5 Common Mistakes to Avoid When Using AdWords
Managing successful AdWords campaigns today is far from setting up the initial campaign and simply “letting it run its course.” On the contrary, successful AdWords campaigns will require frequent testing and monitoring of the campaign results to obtain the best results. But just as important as knowing “what to do” is understanding what “not to do.” In other words, the kinds of mistakes that will just make your campaign unsuccessful and cost you money down the road. Here are some of the most common mistakes that we see most of our clients make before they turn over their campaign management to our MGR team.
1. Creating Generic Ads for All Keywords. As with most targeted advertising campaigns, on size does not fit all. Creating just one or several generic ads with all of your keywords associated with them will just produce a very low ad rank and click-through rate. In fact, most of the times, if you have more than one ad using the same keywords, you will be competing against yourself.
It is best to segment your campaigns into several Ad Groups and associated different keywords to each ad group. For example, if you are promoting a car cleaning product, you could create one Ad Group with keywords related to “Protecting” the surface; then a separate Ad Group with keywords related to “Treating” the surface, and perhaps a third Ad Group with surface “Preventive” maintenance keywords. Be original with your ads to stand out from the competition. Put yourself in your customers position and see what type of “value” or information they are more likely to look for when you draft your ads. And as always, test, review and repeat as often as you can.

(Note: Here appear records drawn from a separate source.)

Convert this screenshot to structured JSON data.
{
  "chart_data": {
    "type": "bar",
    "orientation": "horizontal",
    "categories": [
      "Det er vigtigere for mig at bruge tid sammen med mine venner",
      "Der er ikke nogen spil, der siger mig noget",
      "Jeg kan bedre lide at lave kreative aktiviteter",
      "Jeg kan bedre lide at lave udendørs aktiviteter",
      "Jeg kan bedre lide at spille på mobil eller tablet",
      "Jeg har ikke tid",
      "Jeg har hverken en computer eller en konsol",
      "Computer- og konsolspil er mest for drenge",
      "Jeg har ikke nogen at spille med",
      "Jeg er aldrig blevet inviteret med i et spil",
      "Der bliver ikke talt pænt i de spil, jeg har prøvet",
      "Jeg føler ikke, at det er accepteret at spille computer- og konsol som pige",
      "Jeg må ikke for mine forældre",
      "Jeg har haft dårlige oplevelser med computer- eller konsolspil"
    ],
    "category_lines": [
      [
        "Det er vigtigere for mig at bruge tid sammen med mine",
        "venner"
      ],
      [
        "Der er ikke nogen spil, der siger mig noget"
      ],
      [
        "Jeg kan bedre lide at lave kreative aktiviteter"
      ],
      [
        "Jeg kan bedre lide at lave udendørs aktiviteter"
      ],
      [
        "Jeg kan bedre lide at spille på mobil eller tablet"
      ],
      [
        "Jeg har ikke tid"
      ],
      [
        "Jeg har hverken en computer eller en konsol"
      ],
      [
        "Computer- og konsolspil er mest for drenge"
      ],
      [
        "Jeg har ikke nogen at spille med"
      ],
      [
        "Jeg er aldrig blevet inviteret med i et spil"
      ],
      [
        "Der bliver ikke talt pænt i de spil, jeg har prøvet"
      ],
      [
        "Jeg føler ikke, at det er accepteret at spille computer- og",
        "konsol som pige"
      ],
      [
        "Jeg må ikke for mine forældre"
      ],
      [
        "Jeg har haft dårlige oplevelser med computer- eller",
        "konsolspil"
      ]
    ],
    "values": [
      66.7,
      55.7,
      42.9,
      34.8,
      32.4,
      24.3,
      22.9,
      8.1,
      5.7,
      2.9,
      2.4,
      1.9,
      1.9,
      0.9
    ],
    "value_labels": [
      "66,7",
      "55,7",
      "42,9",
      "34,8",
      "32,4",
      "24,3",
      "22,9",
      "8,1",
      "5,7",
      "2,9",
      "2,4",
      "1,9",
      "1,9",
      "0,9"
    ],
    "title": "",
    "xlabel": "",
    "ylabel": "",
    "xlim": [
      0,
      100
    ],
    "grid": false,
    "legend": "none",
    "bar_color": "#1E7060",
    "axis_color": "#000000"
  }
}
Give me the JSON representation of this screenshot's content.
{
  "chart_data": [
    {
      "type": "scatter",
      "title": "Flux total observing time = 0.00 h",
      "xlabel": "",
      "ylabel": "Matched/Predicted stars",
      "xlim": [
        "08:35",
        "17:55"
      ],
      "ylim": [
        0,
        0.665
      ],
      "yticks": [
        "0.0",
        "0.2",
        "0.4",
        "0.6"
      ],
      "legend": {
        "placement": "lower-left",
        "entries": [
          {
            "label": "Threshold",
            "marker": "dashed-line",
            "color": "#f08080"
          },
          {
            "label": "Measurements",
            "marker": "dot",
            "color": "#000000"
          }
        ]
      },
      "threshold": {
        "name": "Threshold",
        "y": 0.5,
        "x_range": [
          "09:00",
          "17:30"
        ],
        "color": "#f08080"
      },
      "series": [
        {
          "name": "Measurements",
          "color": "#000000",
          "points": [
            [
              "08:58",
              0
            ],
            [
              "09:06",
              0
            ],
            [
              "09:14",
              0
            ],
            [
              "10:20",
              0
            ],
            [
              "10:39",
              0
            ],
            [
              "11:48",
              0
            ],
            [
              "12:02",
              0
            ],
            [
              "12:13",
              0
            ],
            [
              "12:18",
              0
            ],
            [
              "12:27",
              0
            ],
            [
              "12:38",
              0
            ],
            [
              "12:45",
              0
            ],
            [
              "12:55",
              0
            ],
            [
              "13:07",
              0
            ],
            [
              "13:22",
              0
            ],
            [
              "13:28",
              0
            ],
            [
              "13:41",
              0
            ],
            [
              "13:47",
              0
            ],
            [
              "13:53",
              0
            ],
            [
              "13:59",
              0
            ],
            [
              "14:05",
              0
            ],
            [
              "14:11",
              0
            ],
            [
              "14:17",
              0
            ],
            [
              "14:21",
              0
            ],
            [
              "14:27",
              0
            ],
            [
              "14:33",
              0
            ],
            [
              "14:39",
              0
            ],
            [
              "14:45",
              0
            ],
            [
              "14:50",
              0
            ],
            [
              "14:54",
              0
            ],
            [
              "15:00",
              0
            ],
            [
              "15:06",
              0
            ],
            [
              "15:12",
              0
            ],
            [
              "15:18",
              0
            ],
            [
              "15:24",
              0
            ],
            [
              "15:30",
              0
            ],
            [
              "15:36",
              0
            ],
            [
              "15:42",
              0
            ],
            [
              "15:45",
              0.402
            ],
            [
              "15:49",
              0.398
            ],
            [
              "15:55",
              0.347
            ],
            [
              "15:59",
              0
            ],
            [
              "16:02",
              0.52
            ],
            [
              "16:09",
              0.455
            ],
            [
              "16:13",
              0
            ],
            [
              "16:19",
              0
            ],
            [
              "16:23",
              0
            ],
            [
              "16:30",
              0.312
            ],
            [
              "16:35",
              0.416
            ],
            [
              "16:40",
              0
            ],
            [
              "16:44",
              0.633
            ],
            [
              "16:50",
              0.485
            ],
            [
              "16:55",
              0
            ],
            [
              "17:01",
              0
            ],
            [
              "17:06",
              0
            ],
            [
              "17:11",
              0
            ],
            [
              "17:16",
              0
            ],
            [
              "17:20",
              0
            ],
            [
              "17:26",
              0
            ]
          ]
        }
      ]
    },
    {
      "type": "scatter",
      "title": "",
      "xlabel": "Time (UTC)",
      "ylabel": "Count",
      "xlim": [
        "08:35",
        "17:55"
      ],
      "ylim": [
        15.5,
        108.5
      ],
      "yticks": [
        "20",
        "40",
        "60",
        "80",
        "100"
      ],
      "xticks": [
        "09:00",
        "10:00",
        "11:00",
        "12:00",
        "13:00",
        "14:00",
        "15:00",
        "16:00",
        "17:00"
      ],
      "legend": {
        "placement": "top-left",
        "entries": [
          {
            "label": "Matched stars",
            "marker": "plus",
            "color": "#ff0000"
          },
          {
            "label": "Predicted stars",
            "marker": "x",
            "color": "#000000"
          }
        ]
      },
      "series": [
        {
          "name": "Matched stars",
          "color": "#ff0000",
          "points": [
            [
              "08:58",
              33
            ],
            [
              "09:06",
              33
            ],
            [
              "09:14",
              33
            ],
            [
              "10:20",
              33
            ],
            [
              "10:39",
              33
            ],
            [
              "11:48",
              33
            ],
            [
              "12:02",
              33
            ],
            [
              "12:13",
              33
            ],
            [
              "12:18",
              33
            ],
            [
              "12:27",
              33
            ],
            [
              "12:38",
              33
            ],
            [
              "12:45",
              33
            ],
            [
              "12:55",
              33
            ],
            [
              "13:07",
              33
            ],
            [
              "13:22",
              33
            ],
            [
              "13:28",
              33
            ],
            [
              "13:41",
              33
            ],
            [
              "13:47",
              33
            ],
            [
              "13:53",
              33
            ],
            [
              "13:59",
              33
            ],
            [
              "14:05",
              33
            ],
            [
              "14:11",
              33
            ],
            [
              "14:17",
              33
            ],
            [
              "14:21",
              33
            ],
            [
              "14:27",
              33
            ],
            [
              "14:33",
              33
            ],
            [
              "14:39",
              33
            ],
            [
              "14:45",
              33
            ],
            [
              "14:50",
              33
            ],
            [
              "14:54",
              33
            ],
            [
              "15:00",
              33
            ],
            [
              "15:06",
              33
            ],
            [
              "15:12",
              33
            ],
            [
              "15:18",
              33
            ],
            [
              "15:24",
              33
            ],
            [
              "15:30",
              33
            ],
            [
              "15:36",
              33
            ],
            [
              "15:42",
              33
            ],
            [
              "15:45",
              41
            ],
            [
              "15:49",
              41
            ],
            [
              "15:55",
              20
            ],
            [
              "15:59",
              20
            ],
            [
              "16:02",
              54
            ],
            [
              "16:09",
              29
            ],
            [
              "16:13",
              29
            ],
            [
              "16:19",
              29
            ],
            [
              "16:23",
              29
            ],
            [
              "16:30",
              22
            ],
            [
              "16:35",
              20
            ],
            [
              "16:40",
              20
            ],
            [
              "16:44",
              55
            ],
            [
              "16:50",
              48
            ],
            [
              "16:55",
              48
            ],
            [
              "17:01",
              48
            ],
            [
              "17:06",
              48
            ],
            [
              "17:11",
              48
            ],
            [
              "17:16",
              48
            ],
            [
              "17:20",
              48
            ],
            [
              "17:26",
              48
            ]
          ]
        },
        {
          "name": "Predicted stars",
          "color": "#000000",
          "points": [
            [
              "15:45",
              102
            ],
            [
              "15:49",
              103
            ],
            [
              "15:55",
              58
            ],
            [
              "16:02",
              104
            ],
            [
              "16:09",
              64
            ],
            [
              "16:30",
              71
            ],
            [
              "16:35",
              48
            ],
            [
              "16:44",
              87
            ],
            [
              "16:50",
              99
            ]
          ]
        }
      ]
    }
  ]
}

2. Setting Up Broad Retargeting Campaigns. Retargeting or Remarketing campaigns are an effective way to target visitors who did not convert the first time they visited your website. For more on Retargeting campaigns, click here. Usually, retargeting campaigns have a higher conversion rate, simply because your visitors are already halfway ‘sold’ into your product, however, it is important to treat the retargeting campaign ads differently than the actual AdWords ads for optimum conversion rates.
You should also fine tune your retargeting campaign so that you target only visitors that meet a specific criteria. For example, visitors who visited more than one page of your site, or that went to your site more than once within a certain time frame. All of these are signs that indicate that your visitor is really interested in your product and a properly placed retargeting ad may be just the ticket you need to convert that visitor into a buying customer.
3. Having Your Ad Agency Set Up a New Account Under Their Name. We see this all the time. Clients come to us from another agency and once they leave the agency, the client no longer has access to their own AdWords Campaign data because it was originally set up under the agency’s account or email address. Please avoid that at all costs. Either you set up the account and grant access to your agency, or if you don’t know how to set up the account, ask the agency to set it up under your name or email address. That way, you will always remain in control of both your campaigns and your data, no matter which agency you use in the future.
4. Using Broad Match. Just like using generic ads for all of your keywords is not a good practice, using ‘Broad Match’ for all of your keywords can severly decrease the effectiveness of your campaign.
When you set up your new campaign with Google AdWords for the first time and input your keywords or keyword phrases, Google’s default keyword type is “broad match.” Few people outside of AdWords agencies realize that Google offers three different match types as well as the option to add “negative keywords” to your ads or ad groups. So let’s differentiate between the different match types here:
- Broad Match: hunting knife – ads may show when a search includes these keywords in any order, or any single word, not as targeted, more clicks but usually poor conversion rate.
- Phrase Match: “hunting knife” – your ads will only show when the search query includes the keywords in this order, regardless of words before and after, it is more targeted, results in decent click-thru-rate but a higher conversion rate.